Files
cloudkitty/doc/source/developer/collector.rst
Luka Peschke e3171f869e Add some developer documentation for collectors
This adds an entry about collectors to the developer documentation.
Some information about collectors has been moved from the admin to the
developer documentation.

Change-Id: I2423761b9f7a672fe837d5d5954473301d936ba3
Story: 2004179
Task: 28514
2019-02-05 15:48:07 +00:00

5.2 KiB

Collector

Data format

Internally, CloudKitty's data format is a bit more detailled than what can be found in the architecture documentation.

The internal data format is the following:

{
    "bananas": [
        {
            "vol": {
                "unit": "banana",
                "qty": 1
            },
            "rating": {
                "price": 1
            },
            "groupby": {
                "xxx_id": "hello",
                "yyy_id": "bye",
            },
            "metadata": {
                "flavor": "chocolate",
                "eaten_by": "gorilla",
            },
       }
    ],
}

However, developers implementing a collector don't need to format the data themselves, as there are helper functions for these matters.

Implementation

Each collector must implement the following class:

cloudkitty.collector.BaseCollector

The retrieve method of the BaseCollector class is called by the orchestrator. This method calls the fetch_all method of the child class.

To create a collector, you need to implement at least the fetch_all method.

Data collection

Collectors must implement a fetch_all method. This method is called for each metric type, for each scope, for each collect period. It has the following prototype:

cloudkitty.collector.BaseCollector

This method is supposed to return a list of objects formatted by CloudKittyFormatTransformer.

Example code of a basic collector:

from cloudkitty.collector import BaseCollector

class MyCollector(BaseCollector):
    def __init__(self, **kwargs):
        super(MyCollector, self).__init__(**kwargs)

    def fetch_all(self, metric_name, start, end,
                  project_id=None, q_filter=None):
        data = []
        for CONDITION:
            # do stuff
            data.append(self.t_cloudkitty.format_item(
                groupby, # dict
                metadata, # dict
                unit, # str
                qty=qty, # int / float
            ))

        return data

project_id can be misleading, as it is a legacy name. It contains the ID of the current scope. The attribute corresponding to the scope is specified in the configuration, under [collect]/scope_key. Thus, all queries should filter based on this attribute. Example:

from oslo_config import cfg

from cloudkitty.collector import BaseCollector

CONF = cfg.CONF

class MyCollector(BaseCollector):
    def __init__(self, **kwargs):
        super(MyCollector, self).__init__(**kwargs)
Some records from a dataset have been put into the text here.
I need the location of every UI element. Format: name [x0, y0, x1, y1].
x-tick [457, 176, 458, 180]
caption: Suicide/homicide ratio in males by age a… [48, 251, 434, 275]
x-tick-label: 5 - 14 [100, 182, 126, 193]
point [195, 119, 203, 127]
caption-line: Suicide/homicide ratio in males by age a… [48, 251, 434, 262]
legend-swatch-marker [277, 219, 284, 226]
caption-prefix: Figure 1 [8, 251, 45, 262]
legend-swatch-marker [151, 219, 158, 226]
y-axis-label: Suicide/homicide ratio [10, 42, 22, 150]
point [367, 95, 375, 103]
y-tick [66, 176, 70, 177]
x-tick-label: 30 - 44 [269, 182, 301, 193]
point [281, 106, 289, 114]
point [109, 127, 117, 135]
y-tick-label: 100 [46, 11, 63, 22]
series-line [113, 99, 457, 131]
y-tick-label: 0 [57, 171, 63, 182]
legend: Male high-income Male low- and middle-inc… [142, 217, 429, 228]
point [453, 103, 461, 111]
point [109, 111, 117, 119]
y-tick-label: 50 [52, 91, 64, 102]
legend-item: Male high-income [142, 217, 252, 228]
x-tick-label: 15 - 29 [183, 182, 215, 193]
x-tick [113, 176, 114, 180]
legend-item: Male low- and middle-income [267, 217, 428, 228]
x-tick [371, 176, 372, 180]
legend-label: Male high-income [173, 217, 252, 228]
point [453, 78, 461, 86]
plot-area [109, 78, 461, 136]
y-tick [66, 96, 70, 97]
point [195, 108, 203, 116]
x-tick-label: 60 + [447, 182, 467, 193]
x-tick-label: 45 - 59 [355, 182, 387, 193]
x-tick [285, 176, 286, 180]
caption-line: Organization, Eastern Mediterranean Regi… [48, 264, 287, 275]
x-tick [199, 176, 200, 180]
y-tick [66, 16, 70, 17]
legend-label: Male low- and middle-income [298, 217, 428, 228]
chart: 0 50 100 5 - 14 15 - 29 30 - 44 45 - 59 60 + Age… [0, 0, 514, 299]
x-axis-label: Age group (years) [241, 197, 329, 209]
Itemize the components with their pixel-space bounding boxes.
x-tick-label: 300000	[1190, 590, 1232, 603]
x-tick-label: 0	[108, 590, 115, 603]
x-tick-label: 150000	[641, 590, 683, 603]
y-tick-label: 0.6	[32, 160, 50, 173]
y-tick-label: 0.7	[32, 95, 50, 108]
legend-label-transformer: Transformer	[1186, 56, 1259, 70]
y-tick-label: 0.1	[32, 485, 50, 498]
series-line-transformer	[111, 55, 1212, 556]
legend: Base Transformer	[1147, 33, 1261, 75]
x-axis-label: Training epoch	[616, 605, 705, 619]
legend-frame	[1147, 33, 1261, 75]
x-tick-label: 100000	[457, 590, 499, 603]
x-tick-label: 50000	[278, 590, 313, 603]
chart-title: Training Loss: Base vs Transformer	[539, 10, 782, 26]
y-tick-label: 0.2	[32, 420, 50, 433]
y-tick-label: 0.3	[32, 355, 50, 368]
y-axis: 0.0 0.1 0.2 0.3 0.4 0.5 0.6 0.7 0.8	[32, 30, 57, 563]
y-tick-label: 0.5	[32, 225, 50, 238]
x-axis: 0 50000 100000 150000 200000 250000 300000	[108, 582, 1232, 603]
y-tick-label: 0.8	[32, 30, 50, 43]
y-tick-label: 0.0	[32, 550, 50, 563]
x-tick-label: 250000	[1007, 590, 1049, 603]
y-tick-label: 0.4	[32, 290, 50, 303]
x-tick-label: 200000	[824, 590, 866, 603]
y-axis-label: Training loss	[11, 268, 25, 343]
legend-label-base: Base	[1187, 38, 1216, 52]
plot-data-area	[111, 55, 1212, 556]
    def fetch_all(self, metric_name, start, end,
                  project_id=None, q_filter=None):
        scope_key = CONF.collect.scope_key
        filters = {'start': start, 'stop': stop, scope_key: project_id}

        data = self.client.query(
            filters=filters,
            groupby=self.conf[metric_name]['groupby'])
        # Format data etc
        return output

Additional configuration

If you need to extend the metric configuration (add parameters to the extra_args section of metrics.yml), you can overload the check_configuration method of the base collector:

cloudkitty.collector.BaseCollector

This method uses voluptuous for data validation. The base schema for each metric can be found in cloudkitty.collector.METRIC_BASE_SCHEMA. This schema is meant to be extended by other collectors. Example taken from the gnocchi collector code:

from cloudkitty import collector

GNOCCHI_EXTRA_SCHEMA = {
    Required('extra_args'): {
        Required('resource_type'): All(str, Length(min=1)),
        # Due to Gnocchi model, metric are grouped by resource.
        # This parameter allows to adapt the key of the resource identifier
        Required('resource_key', default='id'): All(str, Length(min=1)),
        Required('aggregation_method', default='max'):
            In(['max', 'mean', 'min']),
    },
}

class GnocchiCollector(collector.BaseCollector):

    collector_name = 'gnocchi'

    @staticmethod
    def check_configuration(conf):
        conf = collector.BaseCollector.check_configuration(conf)
        metric_schema = Schema(collector.METRIC_BASE_SCHEMA).extend(
            GNOCCHI_EXTRA_SCHEMA)

        output = {}
        for metric_name, metric in conf.items():
            met = output[metric_name] = metric_schema(metric)

            if met['extra_args']['resource_key'] not in met['groupby']:
                met['groupby'].append(met['extra_args']['resource_key'])

        return output

If your collector does not need any extra_args, it is not required to overload the check_configuration method.